Enough. You know all of this, as loyal ITC readers. Our illusions re. romance and love are boundless and endless, and our illusions cause us pain, and still we cling to them. Yet, and this is why Seal's song is so relevant to today's reflections, I believe Seal has it dead on.

Then the rainstorm came over me
And I felt my spirit break
I had lost all of my belief you see
And realized my mistake
But time through a prayer to me
And all around me became still

I need love, love's divine
Please forgive me now I see that I've been blind
Give me love, love is what I need to help me know my name
 

Love is what I need to help me know my name. What an amazing line! (BTW, these lyrics are from listening to the album. The lyrics are not on the liner notes. I'm still not sure about "But time through a prayer to me." I suppose it could be "But time threw a prayer to me..." hmm.)

Anyway, how might a thing called love help one to know one's name?

Has it not occurred to you that we're here precisely for that... to know our names? In other words, to dig to the depths of ourselves and find out who we are, why we are here and what we are called to do? And if that is so, and I deeply believe it is, why love?

Well, the "help love provides" is this: someone cares enough to give me a shake when I need one, a shoulder when I need one, an ear when I need one... so that within this realm of "loving permission," I can go deep and self-explore, without getting caught up in the drama of lying to myself.

Seal writes (liner): "I mean the voice of expression, of communication, how about just being heard? Isn't that what we all want? When it really comes down to it,  don't we all wish that we could just be heard so that it would then give us a feeling of validation?  Surely this would confirm our existence after all, none of us wants to come and go into oblivion. We want to be counted isn't that what all the anxiety and frustration's about?"

I want to be heard and validated. Now, validation isn't carte blanche approval. It's more the sense that comes that, having been heard, and having been heard no matter how I am, someone (thanks Dar!) actually stays put with me, and in a sense says, "Yup. That's you, and I'm sticking around anyway!"

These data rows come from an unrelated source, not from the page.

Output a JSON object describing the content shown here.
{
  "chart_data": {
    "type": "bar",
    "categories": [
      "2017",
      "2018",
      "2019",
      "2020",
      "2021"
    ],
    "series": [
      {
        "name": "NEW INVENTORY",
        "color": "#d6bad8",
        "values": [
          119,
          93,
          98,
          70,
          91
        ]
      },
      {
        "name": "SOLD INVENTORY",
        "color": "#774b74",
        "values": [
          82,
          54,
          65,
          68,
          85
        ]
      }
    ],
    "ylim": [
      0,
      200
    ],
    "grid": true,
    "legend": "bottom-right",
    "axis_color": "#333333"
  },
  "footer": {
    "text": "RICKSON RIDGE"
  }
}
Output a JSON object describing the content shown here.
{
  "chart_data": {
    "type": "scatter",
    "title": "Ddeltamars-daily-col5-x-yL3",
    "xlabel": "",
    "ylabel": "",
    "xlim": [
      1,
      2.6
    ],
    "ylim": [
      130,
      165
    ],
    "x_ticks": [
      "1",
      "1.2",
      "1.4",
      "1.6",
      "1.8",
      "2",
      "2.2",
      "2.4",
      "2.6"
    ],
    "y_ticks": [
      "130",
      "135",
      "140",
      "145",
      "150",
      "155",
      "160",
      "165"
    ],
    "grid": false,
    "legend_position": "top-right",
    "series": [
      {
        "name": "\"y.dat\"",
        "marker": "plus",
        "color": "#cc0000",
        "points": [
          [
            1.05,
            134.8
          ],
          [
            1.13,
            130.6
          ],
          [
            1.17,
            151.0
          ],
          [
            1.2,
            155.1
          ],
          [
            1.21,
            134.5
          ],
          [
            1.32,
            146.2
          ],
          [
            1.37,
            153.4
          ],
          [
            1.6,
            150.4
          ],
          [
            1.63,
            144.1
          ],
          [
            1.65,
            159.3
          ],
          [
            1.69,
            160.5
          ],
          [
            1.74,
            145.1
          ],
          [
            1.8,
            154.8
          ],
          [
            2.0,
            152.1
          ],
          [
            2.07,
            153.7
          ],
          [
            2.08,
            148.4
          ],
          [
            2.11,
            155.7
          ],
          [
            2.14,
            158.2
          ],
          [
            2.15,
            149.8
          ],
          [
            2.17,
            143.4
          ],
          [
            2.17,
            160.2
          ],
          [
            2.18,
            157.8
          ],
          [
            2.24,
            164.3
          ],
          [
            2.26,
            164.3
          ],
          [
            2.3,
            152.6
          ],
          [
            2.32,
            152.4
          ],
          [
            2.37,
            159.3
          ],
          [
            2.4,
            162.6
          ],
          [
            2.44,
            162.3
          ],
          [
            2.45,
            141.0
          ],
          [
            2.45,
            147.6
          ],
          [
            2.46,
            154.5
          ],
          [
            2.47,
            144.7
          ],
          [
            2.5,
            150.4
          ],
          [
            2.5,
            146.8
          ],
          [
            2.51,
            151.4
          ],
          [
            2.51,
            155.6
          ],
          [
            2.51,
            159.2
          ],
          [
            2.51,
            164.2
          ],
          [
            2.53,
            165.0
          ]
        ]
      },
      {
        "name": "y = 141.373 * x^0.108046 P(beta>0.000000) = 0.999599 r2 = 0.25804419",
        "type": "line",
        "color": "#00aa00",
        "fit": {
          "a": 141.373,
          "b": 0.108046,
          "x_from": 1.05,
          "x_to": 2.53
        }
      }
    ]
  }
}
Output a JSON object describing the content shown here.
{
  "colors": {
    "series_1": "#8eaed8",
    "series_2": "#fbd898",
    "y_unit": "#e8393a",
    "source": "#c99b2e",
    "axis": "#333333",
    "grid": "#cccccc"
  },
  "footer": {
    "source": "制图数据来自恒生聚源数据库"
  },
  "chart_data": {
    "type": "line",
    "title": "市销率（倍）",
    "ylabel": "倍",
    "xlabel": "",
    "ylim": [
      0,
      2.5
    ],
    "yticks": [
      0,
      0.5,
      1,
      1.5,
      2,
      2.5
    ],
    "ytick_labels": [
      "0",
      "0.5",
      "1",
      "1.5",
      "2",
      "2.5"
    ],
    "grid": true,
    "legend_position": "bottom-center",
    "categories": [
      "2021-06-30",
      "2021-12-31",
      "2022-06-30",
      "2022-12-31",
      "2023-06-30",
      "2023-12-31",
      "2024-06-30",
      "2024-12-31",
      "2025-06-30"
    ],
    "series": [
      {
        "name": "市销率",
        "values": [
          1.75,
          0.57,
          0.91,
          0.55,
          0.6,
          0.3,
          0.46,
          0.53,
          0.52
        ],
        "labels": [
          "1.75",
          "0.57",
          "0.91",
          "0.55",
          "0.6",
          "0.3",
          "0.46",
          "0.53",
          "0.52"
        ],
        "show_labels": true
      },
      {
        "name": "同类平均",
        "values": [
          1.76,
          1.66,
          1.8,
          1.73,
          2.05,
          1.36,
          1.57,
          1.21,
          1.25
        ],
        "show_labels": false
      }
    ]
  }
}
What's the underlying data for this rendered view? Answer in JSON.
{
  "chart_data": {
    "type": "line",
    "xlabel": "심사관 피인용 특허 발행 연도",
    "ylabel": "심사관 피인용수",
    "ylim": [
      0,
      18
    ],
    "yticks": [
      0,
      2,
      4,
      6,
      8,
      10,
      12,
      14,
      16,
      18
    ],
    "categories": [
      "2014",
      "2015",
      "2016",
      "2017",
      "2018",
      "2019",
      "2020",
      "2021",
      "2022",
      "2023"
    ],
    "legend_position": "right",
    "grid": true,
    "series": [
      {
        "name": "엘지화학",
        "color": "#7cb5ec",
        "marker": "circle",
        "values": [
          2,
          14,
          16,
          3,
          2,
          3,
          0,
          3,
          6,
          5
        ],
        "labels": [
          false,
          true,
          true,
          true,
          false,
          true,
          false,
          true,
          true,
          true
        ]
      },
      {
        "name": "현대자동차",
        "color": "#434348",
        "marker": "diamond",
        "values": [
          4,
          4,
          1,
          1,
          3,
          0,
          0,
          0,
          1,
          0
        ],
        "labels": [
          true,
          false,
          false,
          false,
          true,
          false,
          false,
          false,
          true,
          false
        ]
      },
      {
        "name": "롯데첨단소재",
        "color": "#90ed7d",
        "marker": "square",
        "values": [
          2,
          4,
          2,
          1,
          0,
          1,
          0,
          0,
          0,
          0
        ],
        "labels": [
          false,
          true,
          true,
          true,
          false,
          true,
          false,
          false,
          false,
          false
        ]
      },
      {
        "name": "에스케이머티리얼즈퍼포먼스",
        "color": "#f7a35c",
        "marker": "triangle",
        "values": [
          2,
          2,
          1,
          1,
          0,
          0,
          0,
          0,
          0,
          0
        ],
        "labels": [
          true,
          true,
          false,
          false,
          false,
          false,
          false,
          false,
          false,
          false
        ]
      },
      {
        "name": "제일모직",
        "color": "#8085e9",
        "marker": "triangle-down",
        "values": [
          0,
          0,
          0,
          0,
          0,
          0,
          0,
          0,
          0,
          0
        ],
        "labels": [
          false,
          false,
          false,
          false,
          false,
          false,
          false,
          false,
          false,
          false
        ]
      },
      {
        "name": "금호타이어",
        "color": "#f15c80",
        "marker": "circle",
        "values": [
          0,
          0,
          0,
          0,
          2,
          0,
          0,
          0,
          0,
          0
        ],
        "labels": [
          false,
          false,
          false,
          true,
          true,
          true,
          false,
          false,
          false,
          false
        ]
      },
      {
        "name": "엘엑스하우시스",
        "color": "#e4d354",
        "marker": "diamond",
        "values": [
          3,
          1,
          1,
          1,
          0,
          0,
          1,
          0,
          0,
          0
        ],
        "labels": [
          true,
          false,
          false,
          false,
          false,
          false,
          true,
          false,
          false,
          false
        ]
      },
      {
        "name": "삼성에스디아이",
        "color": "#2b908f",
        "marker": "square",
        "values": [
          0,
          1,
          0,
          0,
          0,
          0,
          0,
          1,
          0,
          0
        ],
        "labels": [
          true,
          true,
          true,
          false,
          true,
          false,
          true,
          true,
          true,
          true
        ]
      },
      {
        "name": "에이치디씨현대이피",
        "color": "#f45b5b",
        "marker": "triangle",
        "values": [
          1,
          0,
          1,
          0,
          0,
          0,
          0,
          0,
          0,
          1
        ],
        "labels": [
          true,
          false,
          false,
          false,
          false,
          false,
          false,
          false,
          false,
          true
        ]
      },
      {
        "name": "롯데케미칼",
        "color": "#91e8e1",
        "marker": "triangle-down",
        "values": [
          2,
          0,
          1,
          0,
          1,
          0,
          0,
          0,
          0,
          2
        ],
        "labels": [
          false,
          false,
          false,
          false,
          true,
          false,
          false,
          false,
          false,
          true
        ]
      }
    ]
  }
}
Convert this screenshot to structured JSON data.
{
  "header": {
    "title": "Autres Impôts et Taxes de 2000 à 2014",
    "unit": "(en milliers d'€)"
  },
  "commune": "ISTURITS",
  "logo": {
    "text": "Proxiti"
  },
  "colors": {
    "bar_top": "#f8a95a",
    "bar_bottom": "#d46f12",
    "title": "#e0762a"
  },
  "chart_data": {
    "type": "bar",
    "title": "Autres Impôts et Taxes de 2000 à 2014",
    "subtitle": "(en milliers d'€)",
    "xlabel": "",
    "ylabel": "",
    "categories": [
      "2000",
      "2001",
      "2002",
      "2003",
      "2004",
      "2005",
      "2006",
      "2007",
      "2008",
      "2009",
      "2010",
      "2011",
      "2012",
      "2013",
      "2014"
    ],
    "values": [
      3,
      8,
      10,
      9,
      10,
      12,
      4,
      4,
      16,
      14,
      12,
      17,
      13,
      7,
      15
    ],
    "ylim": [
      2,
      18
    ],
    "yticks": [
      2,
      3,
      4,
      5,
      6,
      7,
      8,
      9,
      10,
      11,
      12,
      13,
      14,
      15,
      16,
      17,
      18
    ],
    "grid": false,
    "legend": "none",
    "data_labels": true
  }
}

In that validation and hearing, I find the courage to be me through re-discovering me. I engage in an endless cycle of going in and reporting back. And my partner does the same. A small example. Dar and I didn't watch "8 Simple Rules..." until John Ritter died. Then we watched the 3 episodes preceding his death, and last Tuesday, the first new episode since. As I'm in Port on Tuesday, I'd taped it, and I was watching it when I got home. Dar said, "I missed the first 10 minutes. I'll stay up and watch with you." Suddenly, I realized the show was almost over. The last scene, were the kids pile into bed with "mom," was a deeply emotional one. I started to cry. Dar said, "I decided to stay with you, as I knew you'd cry and you'd need a hug."

This is being known.

And Seal is also right, when he sings,

Oh I, don't bend [don't bend], don't break [don't break]

That's the magic of trusting the "loving process." I realize that my fears of self-revelation are unfounded and that I can be open, honest and vulnerable - by being open, honest and vulnerable.

In a never-ending cycle of love, which leads me into me and back again. Which leads Dar into Dar and back again. As we share and dance in self-revelation, as we learn, ever again, our names.